La futurologie, ou si l’on préfère, l’art de faire des prévisions en matière politique, économique ou sociale, n’a jamais été une science exacte. On l’avait déjà perçu il y a un an quand la crise des gilets jaunes a perturbé de manière inattendue l’ordre social. On le mesure, mais à une tout autre échelle aujourd’hui, avec la crise sanitaire qui n’est plus seulement nationale ou régionale, mais mondiale.
A l’exception de ceux, « complotistes » et nationalistes de tous poils qui ont délibérément choisi de se voiler la face et de se murer dans le déni, les observateurs font assaut d’actes de foi et de serments en tous genres pour nous promettre « plus jamais ça ! » Sauf qu’une fois l’orage passé et les morts enterrés, on peut très sérieusement douter qu’un ordre nouveau se substitue brutalement à l’ordre ancien. Trop d’intérêts sont en cause, trop de mauvaises habitudes ont été prises, trop d’avantages sont acquis, trop de certitudes sont véhiculées, rabâchées et matraquées sur les réseaux sociaux pour que les peuples acceptent de modifier en profondeur leur manière de penser, d’agir et de vivre.
Il reste que la facture des événements que nous vivons actuellement sera lourde. On le voit tout particulièrement en matière de protection sociale, le relèvement du plafond d’emprunt de 36 à 79 Md € de l’Acoss (Agence centrale des organismes de sécurité sociale), autrement dit la banque de la sécu, ne constituant qu’un avant-goût des sommes qu’il faudra consacrer au financement de cette crise.

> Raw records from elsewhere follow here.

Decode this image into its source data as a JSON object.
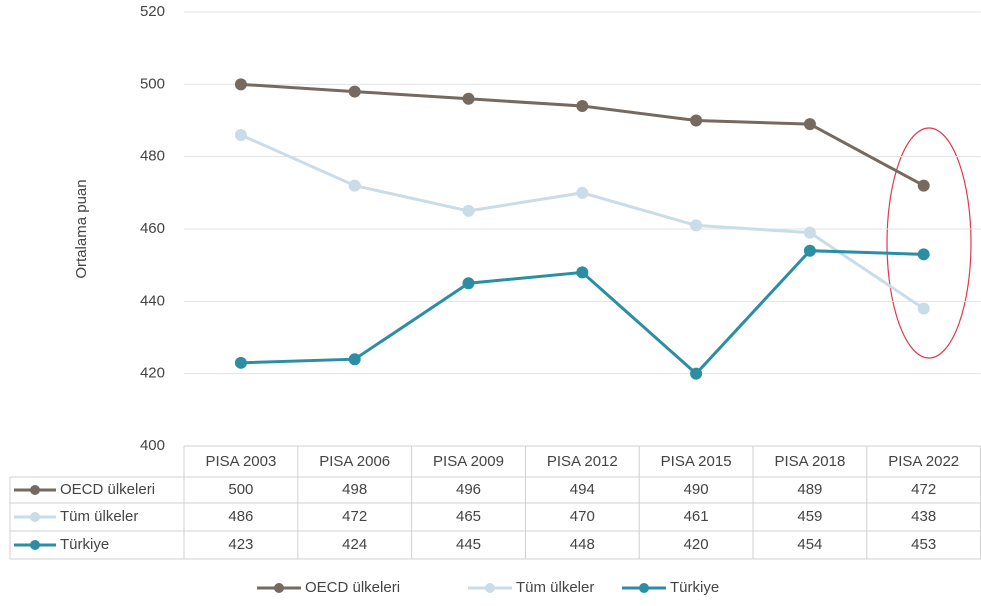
{
  "chart_data": {
    "type": "line",
    "y_label": "Ortalama puan",
    "categories": [
      "PISA 2003",
      "PISA 2006",
      "PISA 2009",
      "PISA 2012",
      "PISA 2015",
      "PISA 2018",
      "PISA 2022"
    ],
    "series": [
      {
        "name": "OECD ülkeleri",
        "color": "#76695f",
        "values": [
          500,
          498,
          496,
          494,
          490,
          489,
          472
        ]
      },
      {
        "name": "Tüm ülkeler",
        "color": "#c9dce7",
        "values": [
          486,
          472,
          465,
          470,
          461,
          459,
          438
        ]
      },
      {
        "name": "Türkiye",
        "color": "#2b8ea3",
        "values": [
          423,
          424,
          445,
          448,
          420,
          454,
          453
        ]
      }
    ],
    "ylim": [
      400,
      520
    ],
    "yticks": [
      400,
      420,
      440,
      460,
      480,
      500,
      520
    ],
    "grid": true
  }
}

Pour le moment, le gouvernement a choisi de dépenser sans compter. On ne peut lui donner tort. On ne peut pas applaudir les soignants tous les soirs à 20 h et rendre hommage à toutes les professions qui sont au front pour faire vivre un pays à l’arrêt et ne pas récompenser leurs efforts comme ils doivent l’être par des primes exceptionnelles. On ne peut pas confiner une grande partie de la population laborieuse et ne pas débloquer les sommes nécessaires à la mise en chômage partiel de plus de 4 millions de personnes. On ne peut pas faire le constat de l’insuffisance de matériel sanitaire et s’offusquer des sommes dépensées pour s’approvisionner sur des marchés extérieurs. On pourrait naturellement allonger la liste.

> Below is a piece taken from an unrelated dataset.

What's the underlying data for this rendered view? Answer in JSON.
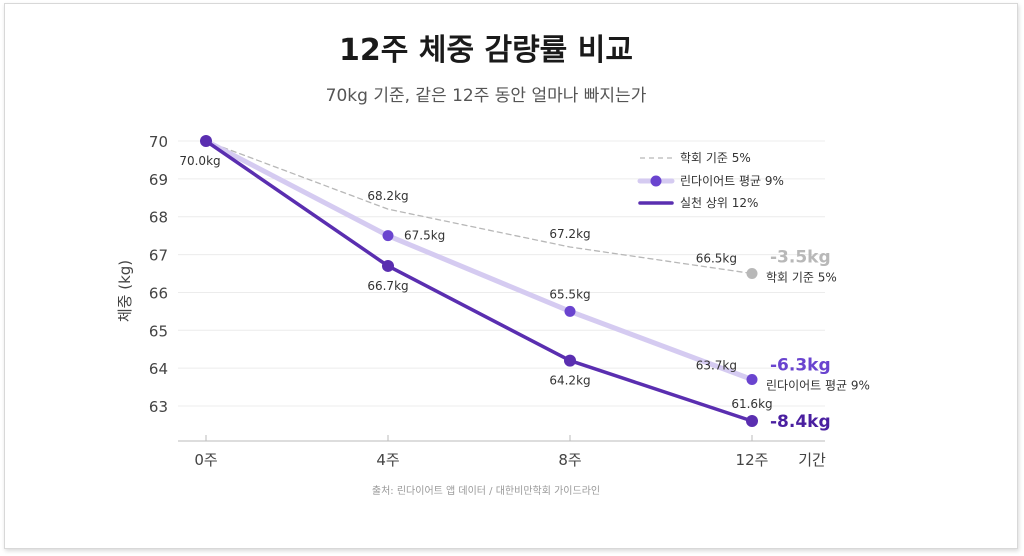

Une fois la crise passée et le « déconfinement » réussi – ce qui n’est pas encore d’actualité – il faudra bien en venir à l’essentiel. Voir ce qui a plutôt bien fonctionné – la mobilisation des personnel de soins, le décloisonnement public-privé, l’exercice d’une vraie solidarité territoriale entre établissements, le recours à la télé-médecine – et ce qui a plus ou moins bien fonctionné – la prise en charge des malades dans les Ehpad, l’approvisionnement en produits de santé, l’exercice d’un droit de retrait massif de ces agents contractuels de droit privé que l’on a substitué aux fonctionnaires…

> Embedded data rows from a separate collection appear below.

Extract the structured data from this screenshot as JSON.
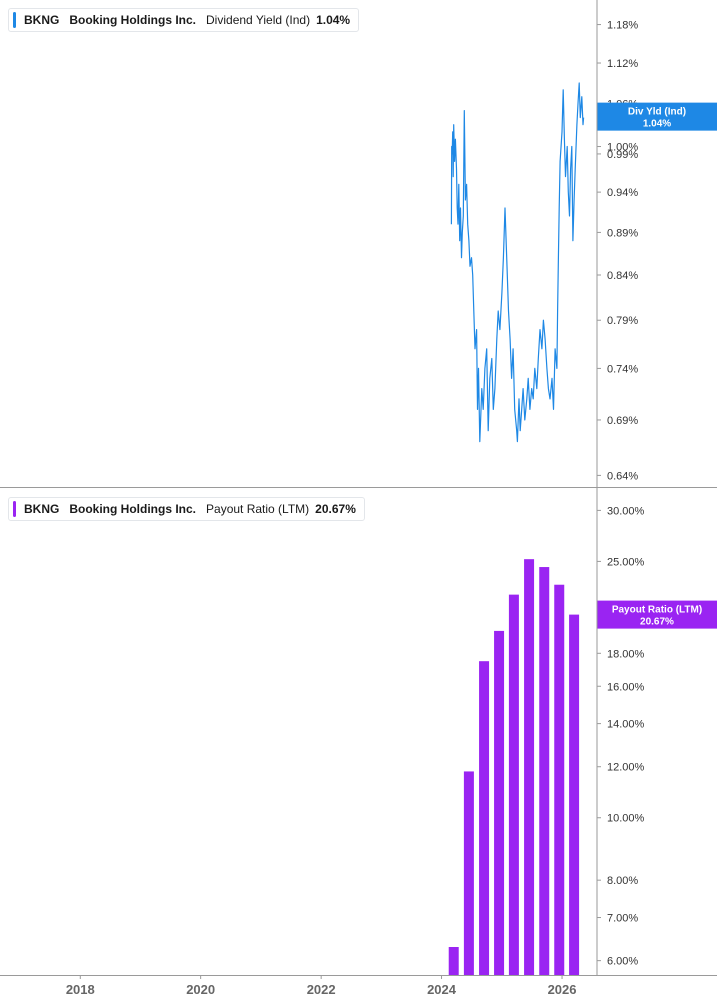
{
  "legends": [
    {
      "ticker": "BKNG",
      "company": "Booking Holdings Inc.",
      "metric": "Dividend Yield (Ind)",
      "value": "1.04%",
      "color": "#1e88e5"
    },
    {
      "ticker": "BKNG",
      "company": "Booking Holdings Inc.",
      "metric": "Payout Ratio (LTM)",
      "value": "20.67%",
      "color": "#9a24f2"
    }
  ],
  "chart_data": [
    {
      "type": "line",
      "title": "Dividend Yield (Ind)",
      "color": "#1e88e5",
      "y_scale": "log",
      "ylim": [
        0.63,
        1.22
      ],
      "xlim": [
        "2016-09-01",
        "2026-08-01"
      ],
      "y_ticks": [
        "1.18%",
        "1.12%",
        "1.06%",
        "1.00%",
        "0.99%",
        "0.94%",
        "0.89%",
        "0.84%",
        "0.79%",
        "0.74%",
        "0.69%",
        "0.64%"
      ],
      "y_tick_values": [
        1.18,
        1.12,
        1.06,
        1.0,
        0.99,
        0.94,
        0.89,
        0.84,
        0.79,
        0.74,
        0.69,
        0.64
      ],
      "last_value": {
        "label": "Div Yld (Ind)",
        "value": "1.04%",
        "y": 1.04
      },
      "series": [
        {
          "x": [
            "2024-03-01",
            "2024-03-03",
            "2024-03-06",
            "2024-03-09",
            "2024-03-12",
            "2024-03-15",
            "2024-03-20",
            "2024-03-25",
            "2024-04-01",
            "2024-04-05",
            "2024-04-10",
            "2024-04-15",
            "2024-04-20",
            "2024-04-25",
            "2024-05-01",
            "2024-05-06",
            "2024-05-12",
            "2024-05-18",
            "2024-05-25",
            "2024-06-01",
            "2024-06-08",
            "2024-06-15",
            "2024-06-22",
            "2024-07-01",
            "2024-07-08",
            "2024-07-15",
            "2024-07-22",
            "2024-08-01",
            "2024-08-06",
            "2024-08-12",
            "2024-08-20",
            "2024-09-01",
            "2024-09-10",
            "2024-09-20",
            "2024-10-01",
            "2024-10-10",
            "2024-10-20",
            "2024-11-01",
            "2024-11-10",
            "2024-11-20",
            "2024-12-01",
            "2024-12-10",
            "2024-12-20",
            "2025-01-01",
            "2025-01-10",
            "2025-01-20",
            "2025-02-01",
            "2025-02-10",
            "2025-02-20",
            "2025-03-01",
            "2025-03-10",
            "2025-03-20",
            "2025-04-01",
            "2025-04-05",
            "2025-04-10",
            "2025-04-15",
            "2025-04-22",
            "2025-05-01",
            "2025-05-10",
            "2025-05-20",
            "2025-06-01",
            "2025-06-10",
            "2025-06-20",
            "2025-07-01",
            "2025-07-10",
            "2025-07-20",
            "2025-08-01",
            "2025-08-10",
            "2025-08-20",
            "2025-09-01",
            "2025-09-10",
            "2025-09-20",
            "2025-10-01",
            "2025-10-10",
            "2025-10-20",
            "2025-11-01",
            "2025-11-10",
            "2025-11-20",
            "2025-12-01",
            "2025-12-05",
            "2025-12-10",
            "2025-12-15",
            "2025-12-20",
            "2026-01-01",
            "2026-01-08",
            "2026-01-15",
            "2026-01-22",
            "2026-02-01",
            "2026-02-08",
            "2026-02-15",
            "2026-02-22",
            "2026-03-01",
            "2026-03-08",
            "2026-03-15",
            "2026-03-22",
            "2026-04-01",
            "2026-04-08",
            "2026-04-15",
            "2026-04-22",
            "2026-05-01",
            "2026-05-08",
            "2026-05-12"
          ],
          "y": [
            0.9,
            1.0,
            0.99,
            1.02,
            0.96,
            1.03,
            0.98,
            1.01,
            0.97,
            0.92,
            0.9,
            0.95,
            0.88,
            0.92,
            0.86,
            0.89,
            0.91,
            1.05,
            0.93,
            0.95,
            0.9,
            0.88,
            0.85,
            0.86,
            0.84,
            0.8,
            0.76,
            0.78,
            0.7,
            0.74,
            0.67,
            0.72,
            0.7,
            0.74,
            0.76,
            0.68,
            0.73,
            0.75,
            0.7,
            0.72,
            0.77,
            0.8,
            0.78,
            0.82,
            0.86,
            0.92,
            0.85,
            0.8,
            0.77,
            0.73,
            0.76,
            0.7,
            0.68,
            0.67,
            0.69,
            0.71,
            0.68,
            0.7,
            0.72,
            0.69,
            0.71,
            0.73,
            0.7,
            0.72,
            0.71,
            0.74,
            0.72,
            0.75,
            0.78,
            0.76,
            0.79,
            0.77,
            0.74,
            0.72,
            0.71,
            0.73,
            0.7,
            0.76,
            0.74,
            0.8,
            0.86,
            0.92,
            0.98,
            1.02,
            1.08,
            1.01,
            0.96,
            1.0,
            0.94,
            0.91,
            0.97,
            1.0,
            0.88,
            0.93,
            0.97,
            1.03,
            1.06,
            1.09,
            1.04,
            1.07,
            1.03,
            1.04
          ]
        }
      ]
    },
    {
      "type": "bar",
      "title": "Payout Ratio (LTM)",
      "color": "#9a24f2",
      "y_scale": "log",
      "ylim": [
        5.7,
        32.5
      ],
      "xlim": [
        "2016-09-01",
        "2026-08-01"
      ],
      "y_ticks": [
        "30.00%",
        "25.00%",
        "18.00%",
        "16.00%",
        "14.00%",
        "12.00%",
        "10.00%",
        "8.00%",
        "7.00%",
        "6.00%"
      ],
      "y_tick_values": [
        30,
        25,
        18,
        16,
        14,
        12,
        10,
        8,
        7,
        6
      ],
      "last_value": {
        "label": "Payout Ratio (LTM)",
        "value": "20.67%",
        "y": 20.67
      },
      "categories": [
        "2024-03-15",
        "2024-06-15",
        "2024-09-15",
        "2024-12-15",
        "2025-03-15",
        "2025-06-15",
        "2025-09-15",
        "2025-12-15",
        "2026-03-15"
      ],
      "values": [
        6.3,
        11.8,
        17.5,
        19.5,
        22.2,
        25.2,
        24.5,
        23.0,
        20.67
      ]
    }
  ],
  "x_axis": {
    "labels": [
      "2018",
      "2020",
      "2022",
      "2024",
      "2026"
    ],
    "dates": [
      "2018-01-01",
      "2020-01-01",
      "2022-01-01",
      "2024-01-01",
      "2026-01-01"
    ]
  }
}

Partant de là il est vraisemblable qu’il faudra accélérer les réformes engagées dans le système de soins et plus que jamais s’engager résolument dans une politique ambitieuse en faveur des personnes très âgées et en perte d’autonomie qui sortiront traumatisées de cette crise. Le rapport Libault est là. Il a été largement discuté. Il ne reste qu’à l’appliquer.
Pour le reste, on imagine mal qu’en matière de chômage on applique des dispositions qui conduiraient à réduire les droits de catégories sociales actuellement privées d’emploi. De la même façon, comment reprendre la réforme des retraites dans un contexte de pénurie budgétaire quand on se souvient que les pouvoirs publics étaient à la recherche d’une bonne dizaine de Md € pour assurer la viabilité de son régime universel ? Même si l’on peut penser qu’il faudra rependre le dossier, ce ne pourra être que plus tard. Beaucoup plus tard. Dans l’immédiat, le pays aura davantage besoin de se retrouver sur des priorités qu’il faudra financer à grand prix que de se diviser sur ce qui peut encore attendre.